Pero elevándose luego Ingersoll, no es menos sublime que usted en sus moralidades. La mujer no se puede quejar de los positivistas; todos la adoran, todos la ponen por las nubes. Ninguno quiere, es cierto, que sea electora, ni guerrera, ni diputada, ni ministra; pero es porque todos le dan más alta misión y más hermoso empleo. La mujer será la diosa, la santa, la musa, lo ideal, lo celeste. Cuando estemos   —39→   en pleno positivismo, la mujer, como dice usted, desplegará mayor virtud, alcanzará felicidad y gloria sin iguales. «Fuente inagotable de los más puros afectos, ella será el símbolo de la abnegación y de la ternura. En la más augusta de las funciones, la de madre, creará fervientes servidores de la humanidad; en su carácter de esposa, endulzará la existencia del hombre y le alentará al cumplimiento de sus deberes; como hija, fortalecerá en el padre el más altruista de los sentimientos, la bondad. Para todas las condiciones sociales será la mujer divina Providencia. Su santa imagen resplandecerá en los altares, domésticos y públicos.»

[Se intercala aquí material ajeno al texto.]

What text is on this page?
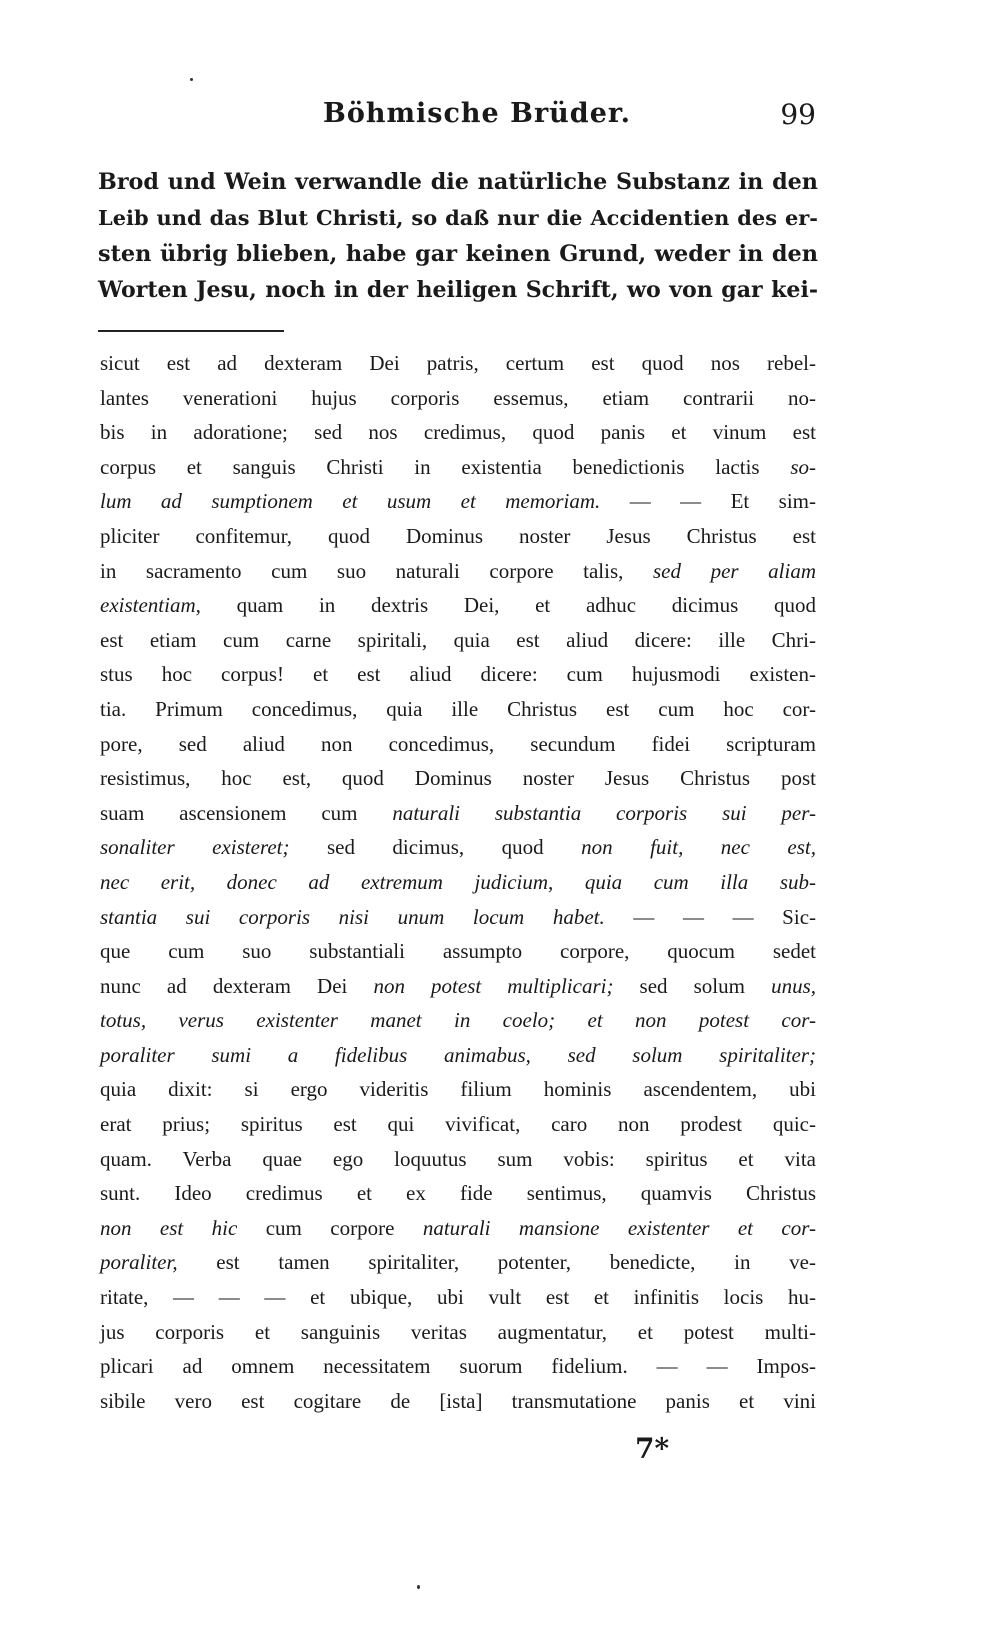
Böhmische Brüder.	99
Brod und Wein verwandle die natürliche Substanz in den
Leib und das Blut Christi, so daß nur die Accidentien des er-
sten übrig blieben, habe gar keinen Grund, weder in den
Worten Jesu, noch in der heiligen Schrift, wo von gar kei-
sicut est ad dexteram Dei patris, certum est quod nos rebel-
lantes venerationi hujus corporis essemus, etiam contrarii no-
bis in adoratione; sed nos credimus, quod panis et vinum est
corpus et sanguis Christi in existentia benedictionis lactis so-
lum ad sumptionem et usum et memoriam. — — Et sim-
pliciter confitemur, quod Dominus noster Jesus Christus est
in sacramento cum suo naturali corpore talis, sed per aliam
existentiam, quam in dextris Dei, et adhuc dicimus quod
est etiam cum carne spiritali, quia est aliud dicere: ille Chri-
stus hoc corpus! et est aliud dicere: cum hujusmodi existen-
tia. Primum concedimus, quia ille Christus est cum hoc cor-
pore, sed aliud non concedimus, secundum fidei scripturam
resistimus, hoc est, quod Dominus noster Jesus Christus post
suam ascensionem cum naturali substantia corporis sui per-
sonaliter existeret; sed dicimus, quod non fuit, nec est,
nec erit, donec ad extremum judicium, quia cum illa sub-
stantia sui corporis nisi unum locum habet. — — — Sic-
que cum suo substantiali assumpto corpore, quocum sedet
nunc ad dexteram Dei non potest multiplicari; sed solum unus,
totus, verus existenter manet in coelo; et non potest cor-
poraliter sumi a fidelibus animabus, sed solum spiritaliter;
quia dixit: si ergo videritis filium hominis ascendentem, ubi
erat prius; spiritus est qui vivificat, caro non prodest quic-
quam. Verba quae ego loquutus sum vobis: spiritus et vita
sunt. Ideo credimus et ex fide sentimus, quamvis Christus
non est hic cum corpore naturali mansione existenter et cor-
poraliter, est tamen spiritaliter, potenter, benedicte, in ve-
ritate, — — — et ubique, ubi vult est et infinitis locis hu-
jus corporis et sanguinis veritas augmentatur, et potest multi-
plicari ad omnem necessitatem suorum fidelium. — — Impos-
sibile vero est cogitare de [ista] transmutatione panis et vini
7*
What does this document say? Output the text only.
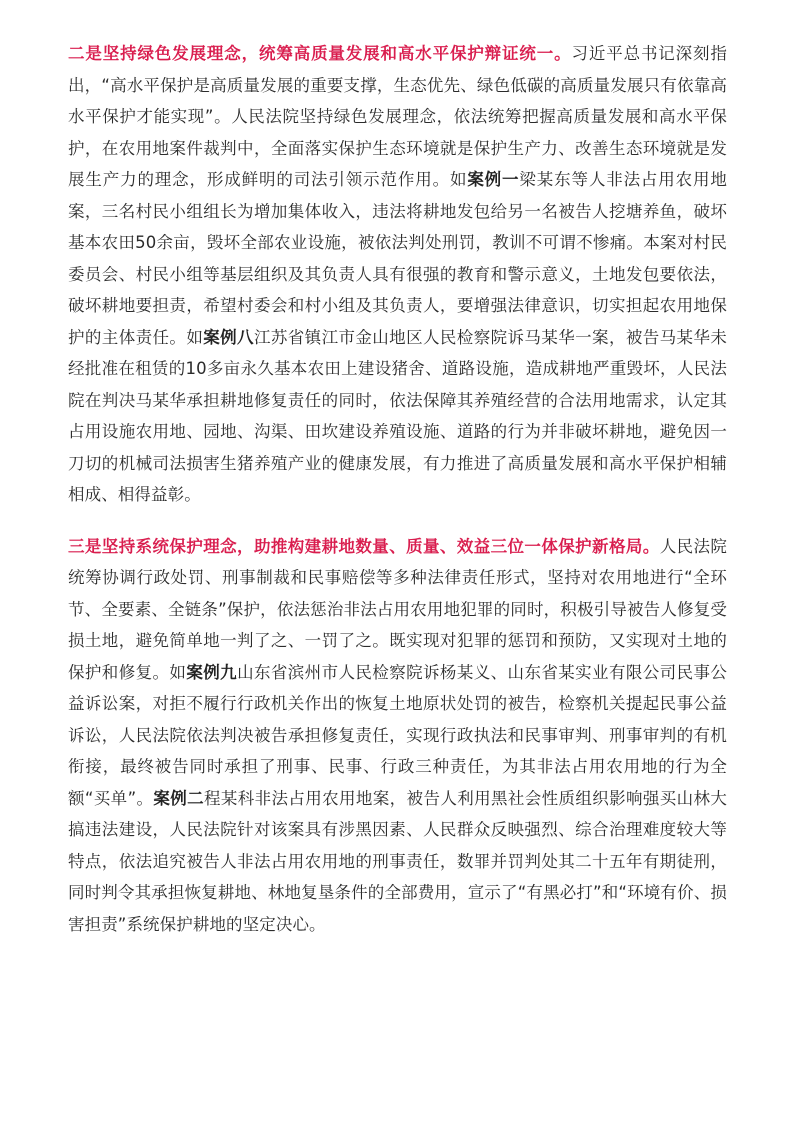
二是坚持绿色发展理念，统筹高质量发展和高水平保护辩证统一。习近平总书记深刻指出，“高水平保护是高质量发展的重要支撑，生态优先、绿色低碳的高质量发展只有依靠高水平保护才能实现”。人民法院坚持绿色发展理念，依法统筹把握高质量发展和高水平保护，在农用地案件裁判中，全面落实保护生态环境就是保护生产力、改善生态环境就是发展生产力的理念，形成鲜明的司法引领示范作用。如案例一梁某东等人非法占用农用地案，三名村民小组组长为增加集体收入，违法将耕地发包给另一名被告人挖塘养鱼，破坏基本农田50余亩，毁坏全部农业设施，被依法判处刑罚，教训不可谓不惨痛。本案对村民委员会、村民小组等基层组织及其负责人具有很强的教育和警示意义，土地发包要依法，破坏耕地要担责，希望村委会和村小组及其负责人，要增强法律意识，切实担起农用地保护的主体责任。如案例八江苏省镇江市金山地区人民检察院诉马某华一案，被告马某华未经批准在租赁的10多亩永久基本农田上建设猪舍、道路设施，造成耕地严重毁坏，人民法院在判决马某华承担耕地修复责任的同时，依法保障其养殖经营的合法用地需求，认定其占用设施农用地、园地、沟渠、田坎建设养殖设施、道路的行为并非破坏耕地，避免因一刀切的机械司法损害生猪养殖产业的健康发展，有力推进了高质量发展和高水平保护相辅相成、相得益彰。

三是坚持系统保护理念，助推构建耕地数量、质量、效益三位一体保护新格局。人民法院统筹协调行政处罚、刑事制裁和民事赔偿等多种法律责任形式，坚持对农用地进行“全环节、全要素、全链条”保护，依法惩治非法占用农用地犯罪的同时，积极引导被告人修复受损土地，避免简单地一判了之、一罚了之。既实现对犯罪的惩罚和预防，又实现对土地的保护和修复。如案例九山东省滨州市人民检察院诉杨某义、山东省某实业有限公司民事公益诉讼案，对拒不履行行政机关作出的恢复土地原状处罚的被告，检察机关提起民事公益诉讼，人民法院依法判决被告承担修复责任，实现行政执法和民事审判、刑事审判的有机衔接，最终被告同时承担了刑事、民事、行政三种责任，为其非法占用农用地的行为全额“买单”。案例二程某科非法占用农用地案，被告人利用黑社会性质组织影响强买山林大搞违法建设，人民法院针对该案具有涉黑因素、人民群众反映强烈、综合治理难度较大等特点，依法追究被告人非法占用农用地的刑事责任，数罪并罚判处其二十五年有期徒刑，同时判令其承担恢复耕地、林地复垦条件的全部费用，宣示了“有黑必打”和“环境有价、损害担责”系统保护耕地的坚定决心。
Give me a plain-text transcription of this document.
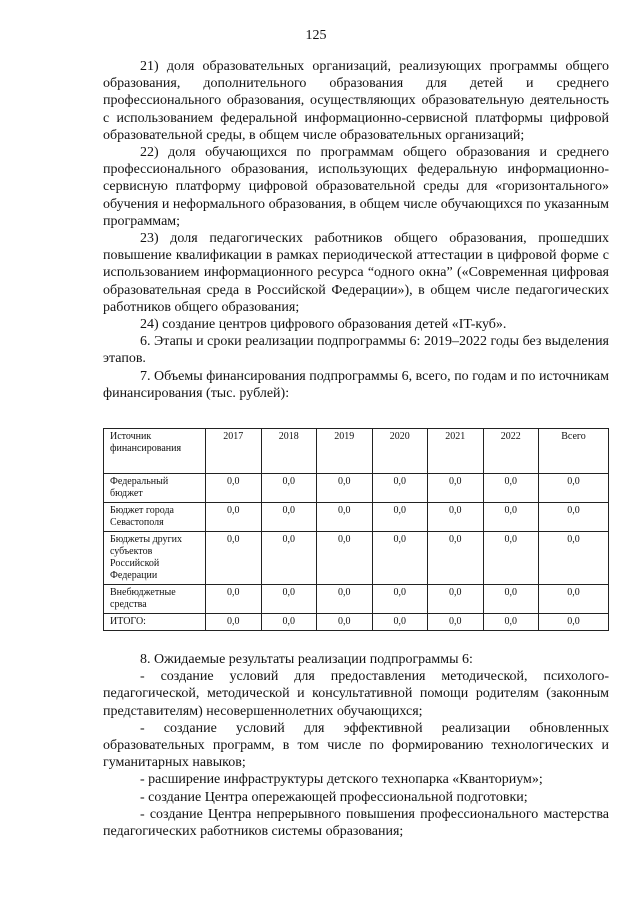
125

21) доля образовательных организаций, реализующих программы общего образования, дополнительного образования для детей и среднего профессионального образования, осуществляющих образовательную деятельность с использованием федеральной информационно-сервисной платформы цифровой образовательной среды, в общем числе образовательных организаций;

22) доля обучающихся по программам общего образования и среднего профессионального образования, использующих федеральную информационно-сервисную платформу цифровой образовательной среды для «горизонтального» обучения и неформального образования, в общем числе обучающихся по указанным программам;

23) доля педагогических работников общего образования, прошедших повышение квалификации в рамках периодической аттестации в цифровой форме с использованием информационного ресурса “одного окна” («Современная цифровая образовательная среда в Российской Федерации»), в общем числе педагогических работников общего образования;

24) создание центров цифрового образования детей «IT-куб».

6. Этапы и сроки реализации подпрограммы 6: 2019–2022 годы без выделения этапов.

7. Объемы финансирования подпрограммы 6, всего, по годам и по источникам финансирования (тыс. рублей):

Источник финансирования	2017	2018	2019	2020	2021	2022	Всего
Федеральный бюджет	0,0	0,0	0,0	0,0	0,0	0,0	0,0
Бюджет города Севастополя	0,0	0,0	0,0	0,0	0,0	0,0	0,0
Бюджеты других субъектов Российской Федерации	0,0	0,0	0,0	0,0	0,0	0,0	0,0
Внебюджетные средства	0,0	0,0	0,0	0,0	0,0	0,0	0,0
ИТОГО:	0,0	0,0	0,0	0,0	0,0	0,0	0,0

8. Ожидаемые результаты реализации подпрограммы 6:

- создание условий для предоставления методической, психолого-педагогической, методической и консультативной помощи родителям (законным представителям) несовершеннолетних обучающихся;

- создание условий для эффективной реализации обновленных образовательных программ, в том числе по формированию технологических и гуманитарных навыков;

- расширение инфраструктуры детского технопарка «Кванториум»;

- создание Центра опережающей профессиональной подготовки;

- создание Центра непрерывного повышения профессионального мастерства педагогических работников системы образования;
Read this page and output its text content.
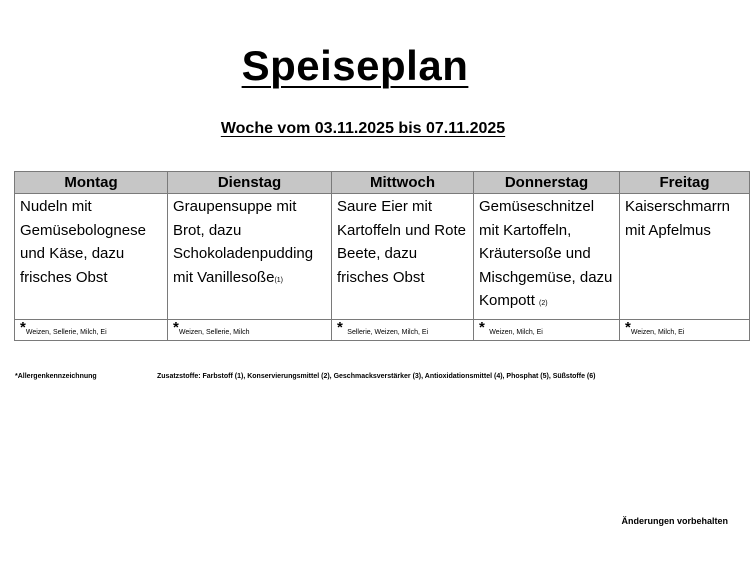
Speiseplan
Woche vom 03.11.2025 bis 07.11.2025
Montag	Dienstag	Mittwoch	Donnerstag	Freitag
Nudeln mit Gemüsebolognese und Käse, dazu frisches Obst	Graupensuppe mit Brot, dazu Schokoladenpudding mit Vanillesoße(1)	Saure Eier mit Kartoffeln und Rote Beete, dazu frisches Obst	Gemüseschnitzel mit Kartoffeln, Kräutersoße und Mischgemüse, dazu Kompott (2)	Kaiserschmarrn mit Apfelmus
*Weizen, Sellerie, Milch, Ei	*Weizen, Sellerie, Milch	* Sellerie, Weizen, Milch, Ei	* Weizen, Milch, Ei	*Weizen, Milch, Ei
*Allergenkennzeichnung	Zusatzstoffe: Farbstoff (1), Konservierungsmittel (2), Geschmacksverstärker (3), Antioxidationsmittel (4), Phosphat (5), Süßstoffe (6)
Änderungen vorbehalten
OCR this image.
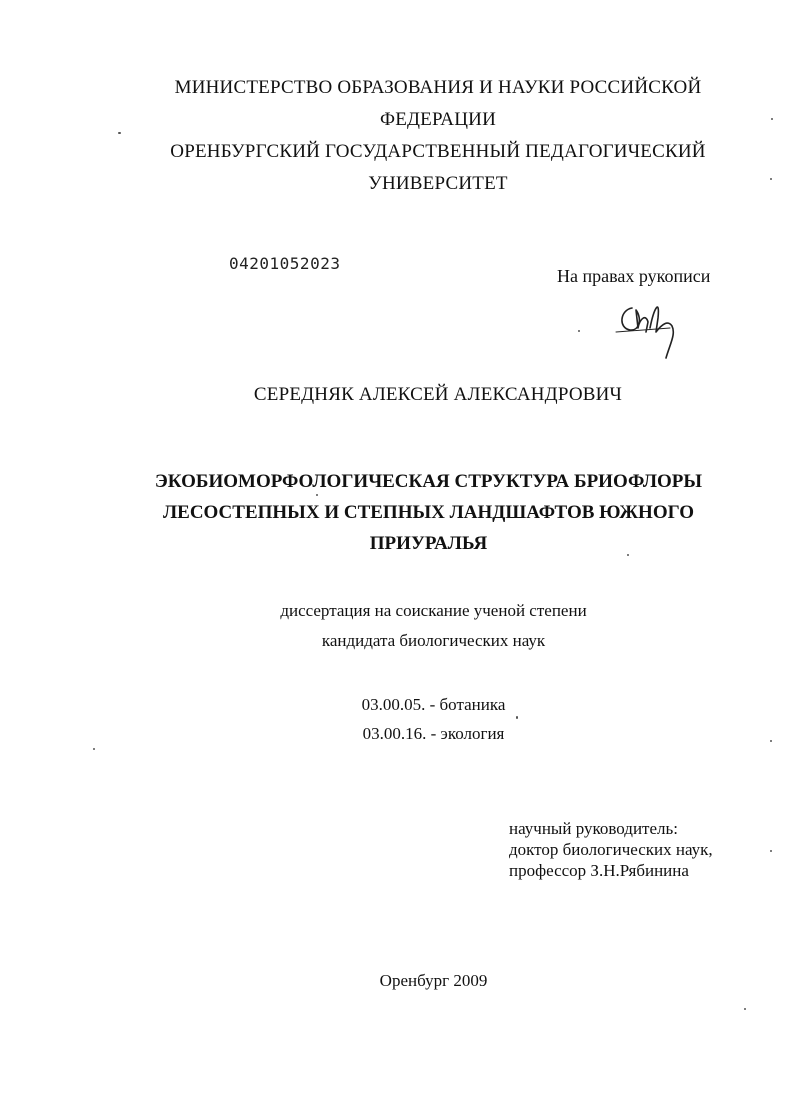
МИНИСТЕРСТВО ОБРАЗОВАНИЯ И НАУКИ РОССИЙСКОЙ
ФЕДЕРАЦИИ
ОРЕНБУРГСКИЙ ГОСУДАРСТВЕННЫЙ ПЕДАГОГИЧЕСКИЙ
УНИВЕРСИТЕТ
04201052023
На правах рукописи
СЕРЕДНЯК АЛЕКСЕЙ АЛЕКСАНДРОВИЧ
ЭКОБИОМОРФОЛОГИЧЕСКАЯ СТРУКТУРА БРИОФЛОРЫ
ЛЕСОСТЕПНЫХ И СТЕПНЫХ ЛАНДШАФТОВ ЮЖНОГО
ПРИУРАЛЬЯ
диссертация на соискание ученой степени
кандидата биологических наук
03.00.05. - ботаника
03.00.16. - экология
научный руководитель:
доктор биологических наук,
профессор З.Н.Рябинина
Оренбург 2009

Antes de que llegue el triunfo del positivismo, la mujer hará más que el hombre para este triunfo. Usted así lo espera, y sobre todo de la mujer española o de casta española, ya que es de la casta o patria de la sublime Santa Teresa. Unas, las escritoras, guiarán a los hombres con sus escritos. Otras, presidiendo el salón social, ejercerán influjo intenso y saludable. «Coronadas de modestia, dulzura y pureza, reinarán sobre los hombres, encaminándolos con persuasivas insinuaciones al positivismo. Talentos perdidos, voluntades inertes, recibirán de ellas luz y vida. A cuantos las conozcan alcanzará su radiante inspiración. Y muchos seres decaídos, que veían ya cerrada la senda de una digna existencia, emprenderán, regenerados del todo y sin mirar hacia atrás, una fructuosa carrera de   —40→   servidores del linaje humano. Esas santas mujeres serán, ciertamente, madres espirituales de innumerables hombres, hechos de nuevo con su bendito influjo. Completamente desinteresadas en su celo religioso, gozarán de altruista satisfacción al ver cómo aumentan los buenos obreros, crece la buena doctrina y la sociedad se constituye sobre bases inconmovibles.»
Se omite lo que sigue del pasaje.